Taksi plakalarının ekonomik değeri ve oluşturduğu ekosistem maalesef bazı hamlelerin önüne geçiyor. Vatandaşlar daha konforlu ve güvenli şehir içi taşımacılık talep ederken, buna karşılık muazzam bir direniş var.

İsim zikretmeye gerek yok ama paylaşımlı yolculuk diye tariflenen sistem birçok gelişmiş ülkede mevcut. Yurtdışına gittiğinizde yerel taksiler olduğu gibi mobil uygulama üzerinden talep edilen çok sayıda alternatif taksi mevcut.

Gerek vatandaş gerekse şoförün kayıt altına alındığı, puanlandığı ve standartlara tabi olduğu bu sistem neden ülkemizde bir türlü hayata geçmiyor?

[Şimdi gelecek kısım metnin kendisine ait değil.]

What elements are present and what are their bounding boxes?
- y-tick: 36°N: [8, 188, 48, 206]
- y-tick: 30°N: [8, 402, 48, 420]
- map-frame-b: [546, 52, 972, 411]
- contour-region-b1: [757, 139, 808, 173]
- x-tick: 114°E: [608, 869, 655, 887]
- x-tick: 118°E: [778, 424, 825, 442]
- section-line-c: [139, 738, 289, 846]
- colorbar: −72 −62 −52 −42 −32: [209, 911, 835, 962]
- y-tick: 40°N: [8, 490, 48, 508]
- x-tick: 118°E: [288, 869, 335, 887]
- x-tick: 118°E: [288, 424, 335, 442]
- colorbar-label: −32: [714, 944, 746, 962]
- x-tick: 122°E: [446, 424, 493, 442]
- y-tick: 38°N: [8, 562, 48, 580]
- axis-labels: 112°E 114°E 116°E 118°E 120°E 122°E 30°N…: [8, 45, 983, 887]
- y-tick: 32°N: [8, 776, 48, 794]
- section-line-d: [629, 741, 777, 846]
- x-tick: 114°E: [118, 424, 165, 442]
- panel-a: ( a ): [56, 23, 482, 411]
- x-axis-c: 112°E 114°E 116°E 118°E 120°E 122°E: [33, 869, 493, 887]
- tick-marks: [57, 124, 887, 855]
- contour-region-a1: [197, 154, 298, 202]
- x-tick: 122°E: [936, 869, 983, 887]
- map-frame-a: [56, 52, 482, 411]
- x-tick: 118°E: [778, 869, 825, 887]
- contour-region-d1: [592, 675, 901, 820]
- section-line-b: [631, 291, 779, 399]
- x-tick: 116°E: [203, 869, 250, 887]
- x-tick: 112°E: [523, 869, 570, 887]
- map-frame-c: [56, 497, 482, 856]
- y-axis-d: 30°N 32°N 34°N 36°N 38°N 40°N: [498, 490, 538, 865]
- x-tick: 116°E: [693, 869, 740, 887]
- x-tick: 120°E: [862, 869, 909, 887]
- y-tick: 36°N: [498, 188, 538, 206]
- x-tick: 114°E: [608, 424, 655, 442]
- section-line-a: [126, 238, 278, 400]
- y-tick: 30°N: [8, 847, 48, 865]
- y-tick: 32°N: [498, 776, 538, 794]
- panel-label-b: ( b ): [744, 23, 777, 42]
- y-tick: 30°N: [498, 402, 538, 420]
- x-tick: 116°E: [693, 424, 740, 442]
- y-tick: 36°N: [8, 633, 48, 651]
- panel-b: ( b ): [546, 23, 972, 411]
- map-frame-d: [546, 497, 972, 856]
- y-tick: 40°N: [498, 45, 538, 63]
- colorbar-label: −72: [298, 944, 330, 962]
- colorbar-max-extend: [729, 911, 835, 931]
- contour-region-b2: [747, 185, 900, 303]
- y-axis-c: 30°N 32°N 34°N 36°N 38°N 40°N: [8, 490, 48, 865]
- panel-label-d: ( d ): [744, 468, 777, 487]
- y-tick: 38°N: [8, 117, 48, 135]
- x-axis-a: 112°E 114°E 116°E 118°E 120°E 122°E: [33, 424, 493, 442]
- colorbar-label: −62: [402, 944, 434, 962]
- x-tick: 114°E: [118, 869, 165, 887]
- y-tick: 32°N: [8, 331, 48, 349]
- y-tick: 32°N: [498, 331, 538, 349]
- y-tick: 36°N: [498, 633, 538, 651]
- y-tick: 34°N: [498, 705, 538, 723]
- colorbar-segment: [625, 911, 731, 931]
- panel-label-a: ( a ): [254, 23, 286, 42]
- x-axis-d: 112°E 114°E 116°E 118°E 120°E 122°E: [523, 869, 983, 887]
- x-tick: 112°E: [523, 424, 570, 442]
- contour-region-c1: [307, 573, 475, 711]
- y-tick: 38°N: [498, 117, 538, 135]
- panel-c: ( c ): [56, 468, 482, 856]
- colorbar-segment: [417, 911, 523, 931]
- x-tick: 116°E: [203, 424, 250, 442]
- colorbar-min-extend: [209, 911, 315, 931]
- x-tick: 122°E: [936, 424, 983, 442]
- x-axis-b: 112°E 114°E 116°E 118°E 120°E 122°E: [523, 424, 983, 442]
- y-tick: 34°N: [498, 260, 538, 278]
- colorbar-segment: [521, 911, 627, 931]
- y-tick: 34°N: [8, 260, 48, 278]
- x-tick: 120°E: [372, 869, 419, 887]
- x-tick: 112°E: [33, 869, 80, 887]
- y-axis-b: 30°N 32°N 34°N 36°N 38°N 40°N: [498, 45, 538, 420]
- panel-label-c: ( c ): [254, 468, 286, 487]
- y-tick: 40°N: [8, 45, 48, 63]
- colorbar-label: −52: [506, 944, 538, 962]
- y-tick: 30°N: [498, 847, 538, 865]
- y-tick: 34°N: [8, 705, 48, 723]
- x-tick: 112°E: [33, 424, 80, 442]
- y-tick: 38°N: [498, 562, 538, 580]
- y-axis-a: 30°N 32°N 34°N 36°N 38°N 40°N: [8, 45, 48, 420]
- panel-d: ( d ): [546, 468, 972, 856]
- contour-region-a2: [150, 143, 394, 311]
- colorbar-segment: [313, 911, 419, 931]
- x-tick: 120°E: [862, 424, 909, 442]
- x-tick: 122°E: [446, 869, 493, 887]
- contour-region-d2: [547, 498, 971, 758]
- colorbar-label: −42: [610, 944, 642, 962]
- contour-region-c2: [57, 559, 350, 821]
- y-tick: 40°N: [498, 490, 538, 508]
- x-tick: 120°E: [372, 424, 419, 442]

Paylaşımlı yolculukta son dönemde ön plana çıkan bir işletmenin sahibi her platformda dile getiriyor, biz vergi vermek istiyoruz ve kalite getireceğiz diyor ancak mahkemeler bu konuda adeta duvar gibi. Ayrıca taksici esnafı ile paylaşımlı yolculuk şoförleri arasında kimi zaman istemediğimiz olaylara da şahitlik ediyoruz.

Pekala vergi olayı nedir?

Türkiye’de taksiciler basit usulde vergilendiriliyor. Dolayısıyla vermiş olduğu hizmet KDV’ye tabi değil. Ayrıca elde ettiği kazançtan Gelir Vergisi de ödemiyor. Vergi yükü sıfır bir sektörden bahsediyoruz. 

Gelir Vergisi Kanunu’nun 48. maddesi uyarınca taşıma hizmeti sunan taksicilerin yıllık hasılatı 340.000 TL’yi aşması halinde gerçek usule geçmesi gerekir. Bu durumda da KDV ve Gelir Vergisi mükellefi olmaları icap etmektedir.

Yıllık bu tutarı günlük hesapladığınızda 930 TL hasılat eder ki, ülkede basit usulde bir tane taksici kalmaması lazım. O halde hem vergi vermeyeceksin, hem kaliteyi göz ardı edeceksin hem de alternatiflere tu kaka diyeceksin.

Bu konuda bakanlığın dirayetli durup ‘Paylaşımlı Taşımacılık Yönetmeliğini’ çıkarması ve rekabetin geliştirilmesine zemin hazırlaması gerekmektedir.

Taksicilere yönelik basit usulü kaldırmaya gerek yok, zaten kendileri şartları sağlamadığı için denetimler sonucunda gerçek usule geçmelerinin sağlanması ve vergi ödemeleri gerekmektedir.